Consider the difference scores, Assuming that there would be no difference between the two sets of scores, other than that due to random variability, it would be expected that the majority of the difference scores would be zero with some positive and negative values. This would produce a median of zero. All those with a positive ranking are assigned to the positive rank column (column 5 above). All those with a negative ranking are assigned to the negative rank column (column 6 above). The zero scores are ignored (equivalent to ties in this context). In the above example there are no negative difference scores and therefore no negative rankings.
Finally we sum the ranking values for the negative and positive columns. We consider each of these values as a statistic denoted as T+ and T-. Assuming that there is no difference accept that of random sampling variation we would expect roughly equal values for T+ and T-. So:
· T+ = positive rankings added together = gives us an idea of number of scores that improve
· T- = negative rankings added together = gives us an idea of number of scores that get worse
Let's consider some interesting facts about the above ranks, specifically the pos rank column in the table.
· Smallest value = smallest ranking (i.e. 1st ranking); of which we have three pairs with the smallest difference (2) so all three get a rank of ‘2’ – second place. Then considering the other three difference scores in increasing magnitude they achieve rankings of 4,5,6=largest =nth ranking,
· The sum of the ranks for both groups always adds up to n(n+1)/2 where n is the total number of paired observations so in this instance it is 6(6+1)/2 =21 as required – this is a good check. This is the maximum possible value of the rankings and we have this value appearing in the positive rankings column!
· If the negative and positive differences were roughly equal we would have about half the above total in each column, that is n(n+1)/2÷ 2= n(n+1)/4. For our example 6(6+1)/4=10.5 We will call this the mean of T (µT). Notice that this is the opposite to what we have above.
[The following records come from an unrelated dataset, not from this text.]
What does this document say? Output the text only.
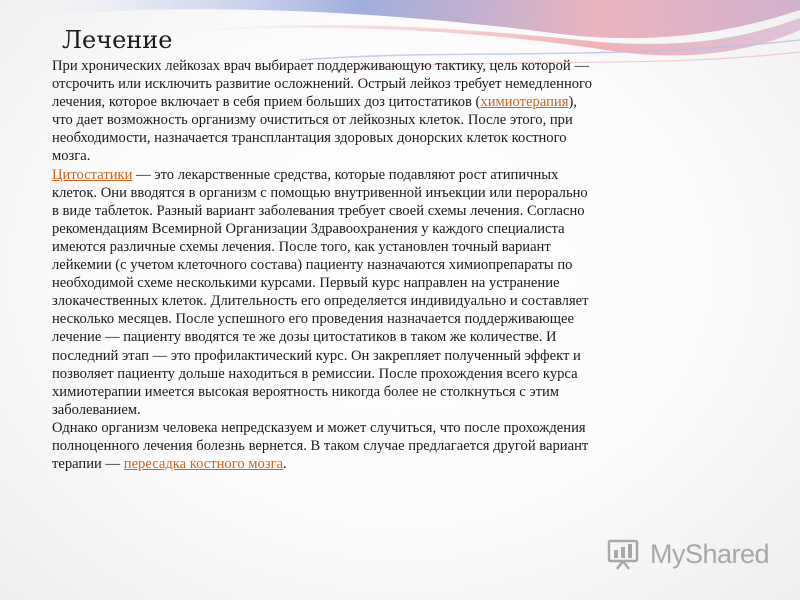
Лечение

При хронических лейкозах врач выбирает поддерживающую тактику, цель которой — отсрочить или исключить развитие осложнений. Острый лейкоз требует немедленного лечения, которое включает в себя прием больших доз цитостатиков (химиотерапия), что дает возможность организму очиститься от лейкозных клеток. После этого, при необходимости, назначается трансплантация здоровых донорских клеток костного мозга.

Цитостатики — это лекарственные средства, которые подавляют рост атипичных клеток. Они вводятся в организм с помощью внутривенной инъекции или перорально в виде таблеток. Разный вариант заболевания требует своей схемы лечения. Согласно рекомендациям Всемирной Организации Здравоохранения у каждого специалиста имеются различные схемы лечения. После того, как установлен точный вариант лейкемии (с учетом клеточного состава) пациенту назначаются химиопрепараты по необходимой схеме несколькими курсами. Первый курс направлен на устранение злокачественных клеток. Длительность его определяется индивидуально и составляет несколько месяцев. После успешного его проведения назначается поддерживающее лечение — пациенту вводятся те же дозы цитостатиков в таком же количестве. И последний этап — это профилактический курс. Он закрепляет полученный эффект и позволяет пациенту дольше находиться в ремиссии. После прохождения всего курса химиотерапии имеется высокая вероятность никогда более не столкнуться с этим заболеванием.

Однако организм человека непредсказуем и может случиться, что после прохождения полноценного лечения болезнь вернется. В таком случае предлагается другой вариант терапии — пересадка костного мозга.

MyShared
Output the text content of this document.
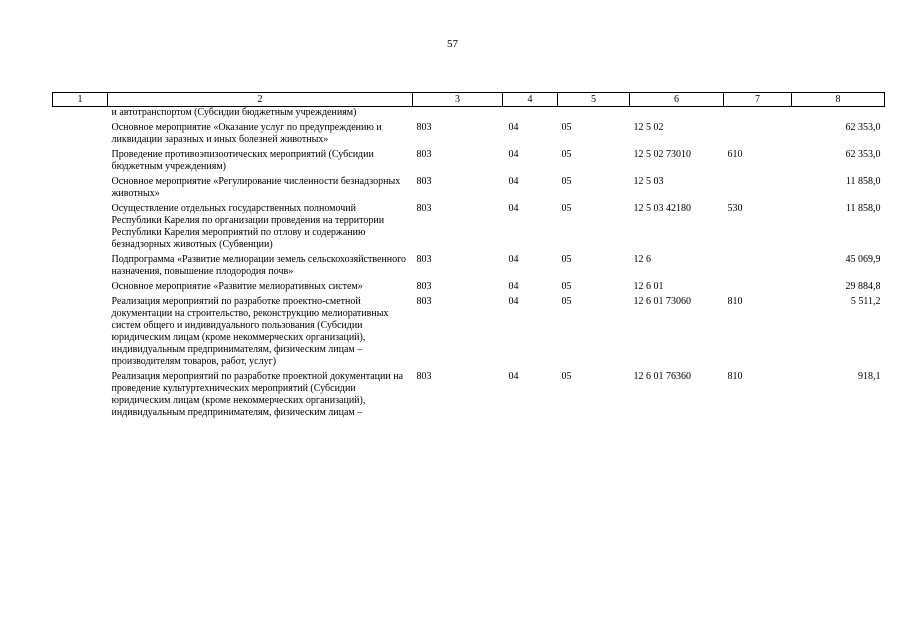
57
1	2	3	4	5	6	7	8
	и автотранспортом (Субсидии бюджетным учреждениям)						
	Основное мероприятие «Оказание услуг по предупреждению и ликвидации заразных и иных болезней животных»	803	04	05	12 5 02		62 353,0
	Проведение противоэпизоотических мероприятий (Субсидии бюджетным учреждениям)	803	04	05	12 5 02 73010	610	62 353,0
	Основное мероприятие «Регулирование численности безнадзорных животных»	803	04	05	12 5 03		11 858,0
	Осуществление отдельных государственных полномочий Республики Карелия по организации проведения на территории Республики Карелия мероприятий по отлову и содержанию безнадзорных животных (Субвенции)	803	04	05	12 5 03 42180	530	11 858,0
	Подпрограмма «Развитие мелиорации земель сельскохозяйственного назначения, повышение плодородия почв»	803	04	05	12 6		45 069,9
	Основное мероприятие «Развитие мелиоративных систем»	803	04	05	12 6 01		29 884,8
	Реализация мероприятий по разработке проектно-сметной документации на строительство, реконструкцию мелиоративных систем общего и индивидуального пользования (Субсидии юридическим лицам (кроме некоммерческих организаций), индивидуальным предпринимателям, физическим лицам – производителям товаров, работ, услуг)	803	04	05	12 6 01 73060	810	5 511,2
	Реализация мероприятий по разработке проектной документации на проведение культуртехнических мероприятий (Субсидии юридическим лицам (кроме некоммерческих организаций), индивидуальным предпринимателям, физическим лицам –	803	04	05	12 6 01 76360	810	918,1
Currently we have a statistic so the next question is can we draw inferences from it (i.e. provide an associated P-value) to do this we must be able to show that it either follows a sampling distribution or somehow actually calculate the associated probabilities (see latter). For small values of n (less than 30) you used to look up the associated p-value in a table (for n= more than 15; see Siegal & Castellan p.91) however with the advent of powerful laptops we can calculate the exact probability value using a method called exact statistics (also called a permutations test) we will look at this a little latter. In contrast for larger n it has been shown that the sampling distribution of the statistic follows a normal distribution. So we can convert the T+ or T- score to a z score (remember this from chapter 5) and then use the standard normal pdf to get the associated p-value. I have not bothered to show you the equation that converts the T+ or T- score to a z score, as usually nowadays you let a computer do the work.
The output below is from SPSS showing the equivalent z score, its p-value and also the ‘exact’ p value (labelled Exact sig.)
RanksN / Mean Rank / Sum of Ranks
post - pre / Negative Ranks / 0a / .00 / .00
Positive Ranks / 6b / 3.50 / 21.00
Ties / 0c
Total / 6
a. post < pre
b. post > pre
Test Statisticsb
post - pre
Z / -2.226a
Asymp. Sig. (2-tailed) / .026
Exact Sig. (2-tailed) / .031
Exact Sig. (1-tailed) / .016
a. Based on negative ranks. / b. Wilcoxon Signed Ranks Test
c. post = pre
The Asymp. Sig in the above output, meaning the asymptotic p-value (2 tailed), is the one that you would traditionally report, however the problem with it is in the name. Asymptotic basically means “getting ever closer to” and this is what it means here, “getting closer to the correct answer as the sample size increases”. This is because, for many statistics, there are no simple formulae which give the perfect (i.e. error free) associated probability necessitating the use of other simpler formulae to give approximate values, these are roughly correct with small samples, but get better with larger samples and would be perfect with infinite samples.